Published1 day ago
Last month, Indian actor Shah Rukh Khan celebrated 30 years in Hindi cinema. Shrayana Bhattacharya, who has written a book on the Bollywood actor’s enduring popularity, explains why he is still among the world’s biggest film icons.
It is probably facile to offer intellectual reasons to explain Khan’s longevity in the film industry. Millions of people unambiguously love the actor to the point that public adulation for him is often dismissed as cringeworthy celebrity worship.
But why is Khan worshipped and loved so much?
Much like his films, the answer is romantic and sentimental: Khan has always expressed and represented the best that India and the South Asian subcontinent can be. He shows us a glimpse of a prosperous, plural and humane region – one that can laugh at itself without the inflamed nostrils of pious outrage.
For millions of Indians, he also remains the posterchild of the country’s story of economic growth.
In the 1990s, Khan debuted on our screens at the same time as India arrived on the global economy scene. And his stature grew with a growing economy.
As part of a series of market reforms, the country opened the telecoms sector to foreign investment which allowed new media networks to broadcast in India – these channels ensured Khan’s films, songs and interviews reached more homes than any film celebrity before him. As India liberalised its economy further, new sodas and cars suddenly entered the market, and partnered with Khan as their brand ambassador.
In that sense, Khan’s meteoric rise from a humble Delhi family to global celebrity is the penultimate neo-liberal fairy tale of success in India, an example of how to “make it” to the top without any film lineage or connections to prop him up. Khan’s stature grew with a growing economy.
With the rise of the religious right, Khan has also become a shorthand for a progressive plural past that many Indians are trying to hold on to.
Critics say intolerance has been on the rise under Prime Minister Narendra Modi’s Hindu nationalist government, which is widely accused of marginalising India’s Muslims.
Khan’s son, Aryan Khan, was arrested last year in a drugs case, and eventually exonerated, in a case many felt was aimed at targeting India’s most successful Muslim icon. He has always offered thoughtful comments on Indian pluralism and played more Muslim characters than his contemporaries.
Yet, his fans refuse to reduce him to his religious identity – instead, they see him as wise, witty, successful, and wildly sexy.
Discussing the malicious right-wing attacks against Khan and his mixed-faith family – his wife is a Hindu – a young fan I interviewed declared: “He is secular, but he is also very sexy.”
Most importantly, the actor has always depicted the fragility we all share as human beings.
Khan usually portrays fragile figures – the fragile lover, the fragile hero, the fragile husband, the fragile Muslim, and even the fragile villain.
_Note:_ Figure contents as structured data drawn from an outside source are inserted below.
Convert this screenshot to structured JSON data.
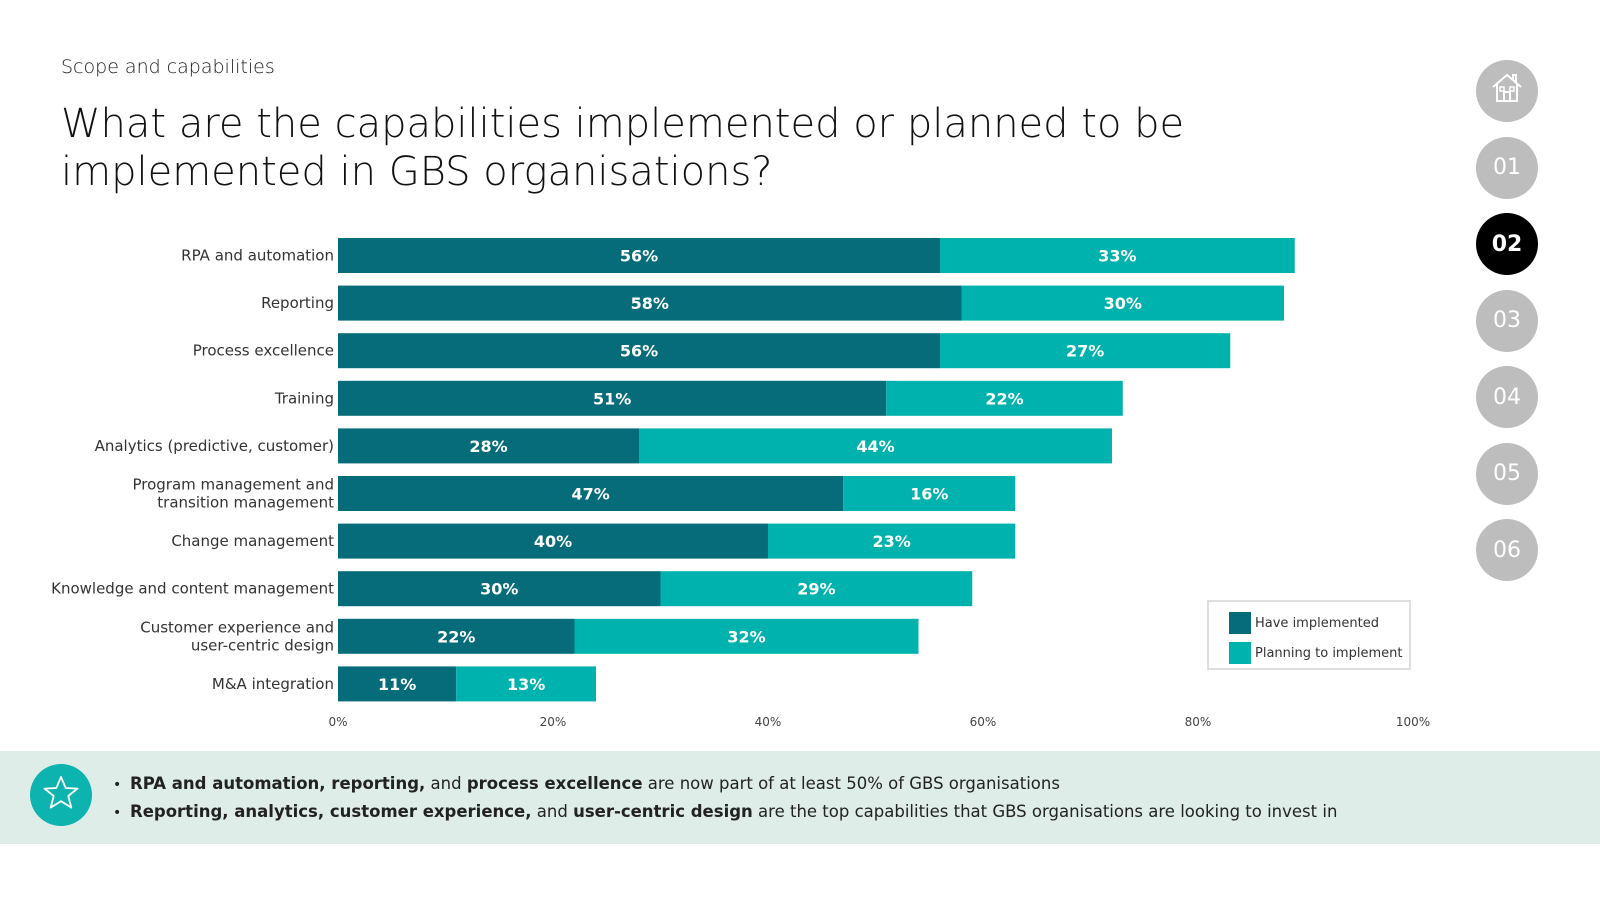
{
  "header": {
    "section": "Scope and capabilities",
    "title": "What are the capabilities implemented or planned to be implemented in GBS organisations?"
  },
  "nav": {
    "items": [
      "01",
      "02",
      "03",
      "04",
      "05",
      "06"
    ],
    "active": "02"
  },
  "colors": {
    "implemented": "#066c7a",
    "planning": "#00b2ad",
    "nav_inactive": "#bdbdbd",
    "nav_active": "#000000",
    "footer_bg": "#deede8"
  },
  "chart_data": {
    "type": "bar",
    "orientation": "horizontal",
    "stacked": true,
    "categories": [
      "RPA and automation",
      "Reporting",
      "Process excellence",
      "Training",
      "Analytics (predictive, customer)",
      "Program management and transition management",
      "Change management",
      "Knowledge and content management",
      "Customer experience and user-centric design",
      "M&A integration"
    ],
    "category_lines": [
      [
        "RPA and automation"
      ],
      [
        "Reporting"
      ],
      [
        "Process excellence"
      ],
      [
        "Training"
      ],
      [
        "Analytics (predictive, customer)"
      ],
      [
        "Program management and",
        "transition management"
      ],
      [
        "Change management"
      ],
      [
        "Knowledge and content management"
      ],
      [
        "Customer experience and",
        "user-centric design"
      ],
      [
        "M&A integration"
      ]
    ],
    "series": [
      {
        "name": "Have implemented",
        "values": [
          56,
          58,
          56,
          51,
          28,
          47,
          40,
          30,
          22,
          11
        ],
        "labels": [
          "56%",
          "58%",
          "56%",
          "51%",
          "28%",
          "47%",
          "40%",
          "30%",
          "22%",
          "11%"
        ]
      },
      {
        "name": "Planning to implement",
        "values": [
          33,
          30,
          27,
          22,
          44,
          16,
          23,
          29,
          32,
          13
        ],
        "labels": [
          "33%",
          "30%",
          "27%",
          "22%",
          "44%",
          "16%",
          "23%",
          "29%",
          "32%",
          "13%"
        ]
      }
    ],
    "xlim": [
      0,
      100
    ],
    "x_ticks": [
      "0%",
      "20%",
      "40%",
      "60%",
      "80%",
      "100%"
    ],
    "legend_position": "bottom-right",
    "grid": false
  },
  "footer": {
    "bullets": [
      [
        {
          "text": "RPA and automation, reporting,",
          "bold": true
        },
        {
          "text": " and ",
          "bold": false
        },
        {
          "text": "process excellence",
          "bold": true
        },
        {
          "text": " are now part of at least 50% of GBS organisations",
          "bold": false
        }
      ],
      [
        {
          "text": "Reporting, analytics, customer experience,",
          "bold": true
        },
        {
          "text": " and ",
          "bold": false
        },
        {
          "text": "user-centric design",
          "bold": true
        },
        {
          "text": " are the top capabilities that GBS organisations are looking to invest in",
          "bold": false
        }
      ]
    ]
  }
}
The men he plays are rarely at ease with themselves and those around them.
The insecurities that bother his screen characters have evolved through the progress of his career spanning three decades. They are often emotionally destitute, unable to feel fully loved and unwilling to let go of their need to find love.
Khan is also South Asia’s romantic superhero – his films are the standard that all desi romances attempt to match up to.
Data shows that his characters engage with women much more than the roles played by other Bollywood male stars. But the love Khan’s characters seek is not only the traditional love of a woman, they desperately seek the love and approval of fathers, friends and fellow countrymen.
The men he plays feel deeply, are constantly vulnerable to the gaze of the Other, and shed many, many (many) tears. Film writers often comment on how Khan can cry better than most actors in the world. These teary-eyed displays of humanity have only endeared him to countless fans.
Beyond the movies, his television interviews and public lectures have amplified his humour and humility.
I know many elite urban fans who obsess over Khan’s interviews more than his films. These media conversations mark the actor’s best performance till date: his version of the unapologetic middle-class superstar.
Khan has crafted a deliciously arrogant and poised public persona, forever seducing us with moments of self-disclosure followed by self-deprecating intellect and bitter sarcasm.
Chain-smoking, brazen, self-aware and hilarious, Khan is never boring. He goes from offering sound advice on dealing with financial insecurities and troubled friendships to cracking hilarious jokes about ageing in the film industry and his own sexuality. In all his quotes and jokes about himself and the world, there is always the hint of a man who works hard, cares deeply for his craft and enjoys laughing at himself.
In a world of uncertain and harsh realities, Khan’s fantastical images remain a source of awe, escape and entertainment.
After a hiatus, the actor has three big releases lined up for 2023. His fans are giddy with excitement, but they are also wary of right-wing social media campaigns that advocate the boycott of Muslim icons and Bollywood releases.
As our politics becomes deeply divisive, the actor’s power lies in how he can unite so many of us in smiles and stories. I cannot wait for the next 30 years of this icon – our broken culture desperately needs his wry jokes and wide-open arms.